Robert M Kaplan is a forensic psychiatrist and historian of psychiatry. He has written biographies of the Melbourne psychiatrist Reg Ellery and New Zealand psychiatrist Mary Barkas
For those who care deeply about the profession and its goal to treat genuinely debilitating conditions, the state of the profession is cause for deep dismay. Needed is nothing less than a thorough review of the framework in which psychiatry operates, plus a clear plan for its future.
Psychiatry, it must be said, is at an all-time low, the culmination of a steady slide since the Eighties. Its practitioners have little to be excited about, and that hardly does much for patients. If we look back on history – something about which psychiatry is notoriously lax – the closest analogy would be the Thirties, when there were a number of biological treatments but, in truth, they were hardly successful cures (ECT was a notable exception). Cynicism ruled supreme until the Fifties, when a golden age of psychopharmacology started.

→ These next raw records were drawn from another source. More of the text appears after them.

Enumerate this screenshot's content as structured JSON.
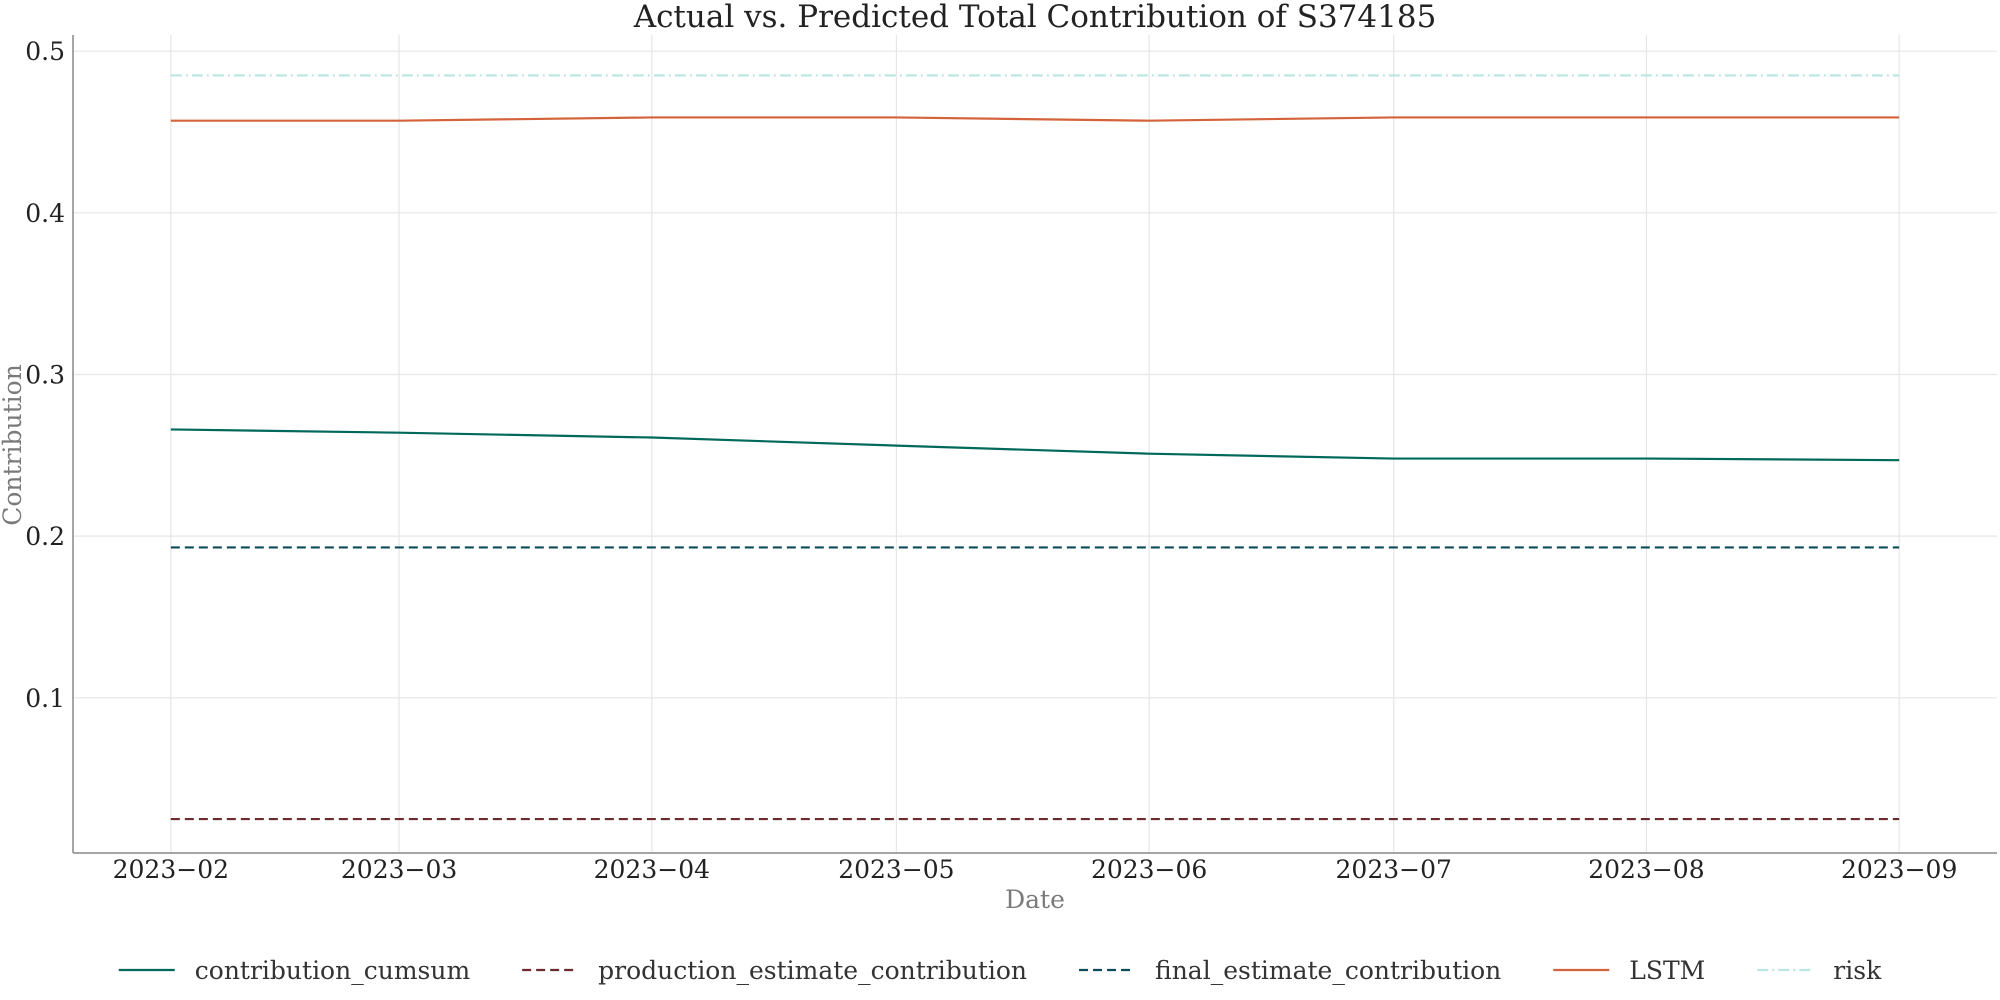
{
  "chart_data": {
    "type": "line",
    "title": "Actual vs. Predicted Total Contribution of S374185",
    "xlabel": "Date",
    "ylabel": "Contribution",
    "x": [
      "2023-02",
      "2023-03",
      "2023-04",
      "2023-05",
      "2023-06",
      "2023-07",
      "2023-08",
      "2023-09"
    ],
    "x_tick_labels": [
      "2023−02",
      "2023−03",
      "2023−04",
      "2023−05",
      "2023−06",
      "2023−07",
      "2023−08",
      "2023−09"
    ],
    "y_ticks": [
      0.1,
      0.2,
      0.3,
      0.4,
      0.5
    ],
    "y_tick_labels": [
      "0.1",
      "0.2",
      "0.3",
      "0.4",
      "0.5"
    ],
    "ylim": [
      0.004,
      0.51
    ],
    "xlim": [
      "2023-01-20",
      "2023-09-13"
    ],
    "grid": true,
    "legend_position": "bottom",
    "series": [
      {
        "name": "contribution_cumsum",
        "color": "#00695c",
        "style": "solid",
        "values": [
          0.266,
          0.264,
          0.261,
          0.256,
          0.251,
          0.248,
          0.248,
          0.247
        ]
      },
      {
        "name": "production_estimate_contribution",
        "color": "#6d2a2e",
        "style": "dashed",
        "values": [
          0.025,
          0.025,
          0.025,
          0.025,
          0.025,
          0.025,
          0.025,
          0.025
        ]
      },
      {
        "name": "final_estimate_contribution",
        "color": "#0d4a5a",
        "style": "dashed",
        "values": [
          0.193,
          0.193,
          0.193,
          0.193,
          0.193,
          0.193,
          0.193,
          0.193
        ]
      },
      {
        "name": "LSTM",
        "color": "#d4623a",
        "style": "solid",
        "values": [
          0.457,
          0.457,
          0.459,
          0.459,
          0.457,
          0.459,
          0.459,
          0.459
        ]
      },
      {
        "name": "risk",
        "color": "#b9e6e2",
        "style": "dashdot",
        "values": [
          0.485,
          0.485,
          0.485,
          0.485,
          0.485,
          0.485,
          0.485,
          0.485
        ]
      }
    ]
  }
}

Several issues can be indicted for the current desuetude. The first is the Diagnostic & Statistical Manual of the American Psychiatric Association (DSM) which, in the eyes of some critics, has become the Mein Kampf of the discipline. Started, like so many things that go wrong, with the best of intentions, it has given the world an American-based classification of ‘disorders’ (no one is allowed to have a disease or illness now) derived from in-house committees subject to intense political, social and personality processes. The result has not been pretty.

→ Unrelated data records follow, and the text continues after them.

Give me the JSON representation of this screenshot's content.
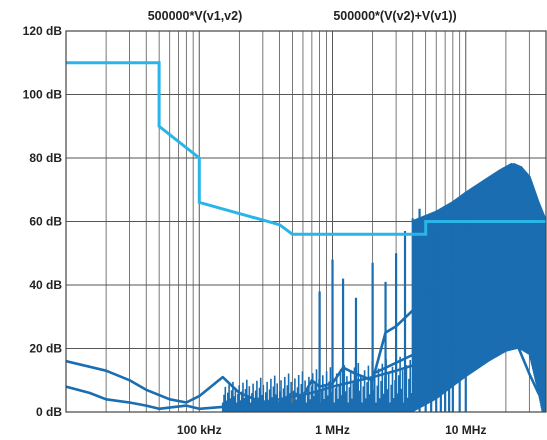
{
  "chart_data": {
    "type": "line",
    "title": "",
    "xlabel": "",
    "ylabel": "",
    "x_scale": "log",
    "x_unit": "Hz",
    "xlim": [
      10000,
      40000000
    ],
    "ylim": [
      0,
      120
    ],
    "grid": true,
    "legend_placement": "top",
    "x_tick_labels": [
      {
        "value": 100000,
        "label": "100 kHz"
      },
      {
        "value": 1000000,
        "label": "1 MHz"
      },
      {
        "value": 10000000,
        "label": "10 MHz"
      }
    ],
    "y_tick_labels": [
      {
        "value": 0,
        "label": "0 dB"
      },
      {
        "value": 20,
        "label": "20 dB"
      },
      {
        "value": 40,
        "label": "40 dB"
      },
      {
        "value": 60,
        "label": "60 dB"
      },
      {
        "value": 80,
        "label": "80 dB"
      },
      {
        "value": 100,
        "label": "100 dB"
      },
      {
        "value": 120,
        "label": "120 dB"
      }
    ],
    "legend": [
      "500000*V(v1,v2)",
      "500000*(V(v2)+V(v1))"
    ],
    "colors": {
      "limit_line": "#29B5E8",
      "spectrum": "#1A6DB0",
      "grid": "#555555",
      "text": "#222222"
    },
    "series": [
      {
        "name": "",
        "color": "#29B5E8",
        "x": [
          10000,
          50000,
          50000,
          100000,
          100000,
          400000,
          500000,
          5000000,
          5000000,
          40000000
        ],
        "y": [
          110,
          110,
          90,
          80,
          66,
          59,
          56,
          56,
          60,
          60
        ]
      },
      {
        "name": "500000*V(v1,v2)",
        "color": "#1A6DB0",
        "x": [
          10000,
          20000,
          30000,
          40000,
          60000,
          80000,
          100000,
          150000,
          200000,
          300000,
          400000,
          500000,
          600000,
          700000,
          800000,
          1000000,
          1200000,
          1500000,
          2000000,
          2500000,
          3000000,
          4000000,
          5000000,
          6000000,
          8000000,
          10000000,
          13000000,
          17000000,
          20000000,
          23000000,
          26000000,
          30000000,
          35000000,
          40000000
        ],
        "y": [
          16,
          13,
          10,
          7,
          4,
          3,
          5,
          11,
          6,
          3,
          3,
          6,
          5,
          10,
          8,
          9,
          14,
          12,
          10,
          25,
          27,
          32,
          36,
          40,
          45,
          55,
          66,
          74,
          77,
          78,
          77,
          72,
          63,
          58
        ]
      },
      {
        "name": "500000*(V(v2)+V(v1))",
        "color": "#1A6DB0",
        "x": [
          10000,
          15000,
          20000,
          30000,
          40000,
          50000,
          80000,
          100000,
          200000,
          400000,
          700000,
          1000000,
          2000000,
          3000000,
          5000000,
          8000000,
          10000000,
          15000000,
          20000000,
          25000000,
          30000000,
          35000000,
          40000000
        ],
        "y": [
          8,
          6,
          4,
          3,
          2,
          1,
          2,
          1,
          2,
          4,
          6,
          8,
          11,
          13,
          16,
          21,
          23,
          25,
          23,
          20,
          12,
          6,
          2
        ]
      }
    ],
    "annotations": {
      "spikes": {
        "x": [
          800000,
          1000000,
          1200000,
          1500000,
          2000000,
          2500000,
          3000000,
          3500000,
          4000000,
          4500000,
          5000000,
          5500000,
          6000000,
          6500000,
          7000000,
          7500000,
          8000000,
          9000000,
          10000000
        ],
        "y": [
          38,
          48,
          42,
          36,
          47,
          41,
          50,
          57,
          61,
          64,
          58,
          55,
          60,
          56,
          62,
          58,
          65,
          66,
          68
        ]
      },
      "envelope_upper": {
        "x": [
          4000000,
          6000000,
          8000000,
          10000000,
          14000000,
          18000000,
          22000000,
          26000000,
          30000000,
          35000000,
          40000000
        ],
        "y": [
          60,
          63,
          66,
          69,
          73,
          76,
          78,
          77,
          74,
          66,
          60
        ]
      },
      "envelope_lower": {
        "x": [
          2000000,
          4000000,
          6000000,
          8000000,
          10000000,
          15000000,
          20000000,
          25000000,
          30000000,
          35000000,
          40000000
        ],
        "y": [
          12,
          18,
          22,
          26,
          29,
          34,
          37,
          38,
          36,
          24,
          12
        ]
      }
    }
  }
}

Conditions that were determined by 150 years of careful psychiatric observation have been put through a bureaucratic grinder that killed off paraphrenia and Asperger’s syndrome, seriously messed up depression and inflicted such etymological nightmares as Late Luteal Phase Dysphoria Disorder (aka premenstrual syndrome). By putting everything in a neat pocket manual and providing a tick-box list for every disorder, the DSM made instant diagnosis a reality for professionals, if not the less skilled who wanted to get in on the mental health business. So much for the lengthy and careful psychiatric examination! Add to all this the appetite of a voracious legal profession for new “conditions” that might provide pretexts to sue and, with one thing and another, we are where we are today.
Then there are the drugs. It seems, a new product is launched on the market every day, judging by the journal ads, the glossy flyers in the mail and the bevvies of pert and perky sales reps who come calling with their latest brochures. The problem is that the new drugs are all variations on a theme. Antidepressants, antipsychotics and sedatives have not changed for decades; the only real difference is in the side effects.
A particularly egregious practice is the use of the so-called “atypical antipsychotics” as a kind of psychiatric penicillin. They are prescribed now for just about any disorder, regardless what other drugs are used. Their effect is to produce an emotional flattening. This can be considered something of an improvement, but hardly a cure. Add to this the most spectacular side effect is weight gain, turning skeletal figures into Michelin men and women in a few weeks. Journals are full of articles about the metabolic syndrome produced by these drugs.
It cannot be said that the public image of psychiatry is in the ascent. The disclosure that some prominent researchers have their hands deeply in the drug companies’ pockets is less than a good look. Add to this that psychiatry’s mandate – its exclusive control of the designated illnesses – is fragmenting to an unprecedented degree. There have always been turf wars with neurology and psychology, but they were but kindergarten squabbles compared with the present situation. Witness the disparate agencies which have not just a foot, but an arm and a leg, in invading (and, in the process, facilitating) the raging epidemics of autism and attention deficit/hyperactivity disorder ADHD (another user-friendly acronym that says as much as its hides). The best example is the widespread use of stimulant drugs to control behaviour in children. Add to that all the adult cases and you get some idea of the mess. Future generations will not thank us for this unwanted legacy.